Information Artifact


Solution Roadmap

Description of the solution roadmap including any anticipated solution sunset (end-of-life) plans.

SGVM Artifacts

This section describes artifacts used and created in the SOA Governance Vitality Method (SGVM).

Plan Phase

Information Artifact


Maturity Assessment

An evaluation of the organization to determine its level of SOA governance adoption.

SOA Governance Vision and Strategy

The long-term SOA governance goals and action plans for successfully achieving the goals.

SOA Governance Scope

The breadth and depth boundaries of the SOA governance program.

SOA Governance Principles

The underlying foundational beliefs of an SOA governance program.

Define Phase

Information Artifact


Governed Process and Associated Guidelines

The processes and guidelines which the governed processes follow to adhere to the SOA governing processes.

Governing Processes and Metrics

The directional processes and numerical measures which are followed by SOA solutions to implement SOA governance.

SOA Governance Organization, Roles, and Responsibilities

The organizational structure, duties, and obligations of its members.

SOA Governing Processes Artifacts

The documents and templates developed to support the SOA governing processes.

SOA Governance Technology

The products which are used to implement and enforce SOA governance.
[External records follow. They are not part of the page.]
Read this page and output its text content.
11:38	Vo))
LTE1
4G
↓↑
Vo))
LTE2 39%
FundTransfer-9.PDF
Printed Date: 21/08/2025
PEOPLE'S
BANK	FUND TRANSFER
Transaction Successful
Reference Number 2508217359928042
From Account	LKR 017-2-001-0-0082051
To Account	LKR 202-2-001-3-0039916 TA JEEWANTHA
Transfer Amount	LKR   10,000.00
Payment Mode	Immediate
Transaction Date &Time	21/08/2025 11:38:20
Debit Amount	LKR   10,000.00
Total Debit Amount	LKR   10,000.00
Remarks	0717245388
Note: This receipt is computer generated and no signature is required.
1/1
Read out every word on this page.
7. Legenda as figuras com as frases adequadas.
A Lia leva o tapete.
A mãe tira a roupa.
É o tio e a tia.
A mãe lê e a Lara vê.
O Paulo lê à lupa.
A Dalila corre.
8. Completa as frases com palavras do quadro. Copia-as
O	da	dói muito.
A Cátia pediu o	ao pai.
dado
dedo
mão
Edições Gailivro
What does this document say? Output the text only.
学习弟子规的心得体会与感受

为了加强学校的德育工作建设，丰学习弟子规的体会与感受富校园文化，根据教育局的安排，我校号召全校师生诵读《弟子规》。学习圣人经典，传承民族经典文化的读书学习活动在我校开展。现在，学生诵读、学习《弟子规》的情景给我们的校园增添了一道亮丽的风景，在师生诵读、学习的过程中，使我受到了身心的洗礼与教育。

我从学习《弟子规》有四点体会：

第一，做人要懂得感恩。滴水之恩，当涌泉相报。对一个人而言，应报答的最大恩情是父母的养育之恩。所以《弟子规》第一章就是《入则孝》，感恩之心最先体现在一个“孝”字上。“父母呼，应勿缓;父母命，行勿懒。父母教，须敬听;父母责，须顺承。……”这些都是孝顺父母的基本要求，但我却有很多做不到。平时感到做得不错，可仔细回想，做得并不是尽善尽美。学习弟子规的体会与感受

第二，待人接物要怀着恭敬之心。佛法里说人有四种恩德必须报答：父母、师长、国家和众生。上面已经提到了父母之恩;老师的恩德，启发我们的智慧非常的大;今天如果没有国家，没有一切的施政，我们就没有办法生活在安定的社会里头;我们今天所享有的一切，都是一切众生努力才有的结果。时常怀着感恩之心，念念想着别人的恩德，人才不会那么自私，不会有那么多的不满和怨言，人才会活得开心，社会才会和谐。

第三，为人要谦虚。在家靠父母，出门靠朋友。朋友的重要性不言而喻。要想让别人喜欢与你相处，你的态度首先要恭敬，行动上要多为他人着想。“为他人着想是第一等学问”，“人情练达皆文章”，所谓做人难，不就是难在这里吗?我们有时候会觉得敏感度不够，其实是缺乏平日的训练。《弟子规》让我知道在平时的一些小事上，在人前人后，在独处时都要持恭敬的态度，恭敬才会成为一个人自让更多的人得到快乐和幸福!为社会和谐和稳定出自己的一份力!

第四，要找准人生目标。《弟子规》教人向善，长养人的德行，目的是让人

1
Transition Plans for SOA Governance Organization, Roles, and Responsibilities

Plans to evolve or migrate the SOA governance organization, roles, and responsibilities.

Transition Plans for SOA Governing Processes

Plans for maturing and changing SOA governing processes.

Transition Plans for SOA Governance Technology

Plans for migrating or transferring from one set of SOA governance-related technologies to another, such as a next generation software technology.

Implement Phase

Information Artifact


Implementation Plans

Plans to deploy and execute SOA governing processes and SOA governed processes within an organization.

Monitor Phase

This information relates to the continuous improvements of the SOA governance activities and processes.

Information Artifact


SOA Metrics

Statistics that are regularly gathered as part of the normal SOA process to measure what is happening or not happening.

SOA Governance Checkpoint Metrics

Statistics that are regularly gathered as part of the normal SOA Governance Checkpoints to measure what is happening or not happening.

SOA Processes Change Document

Document which identifies the changes needed in the current effort to optimally perform SOA at this organization. This document will be used by the SOA governance effort to drive the needed changes.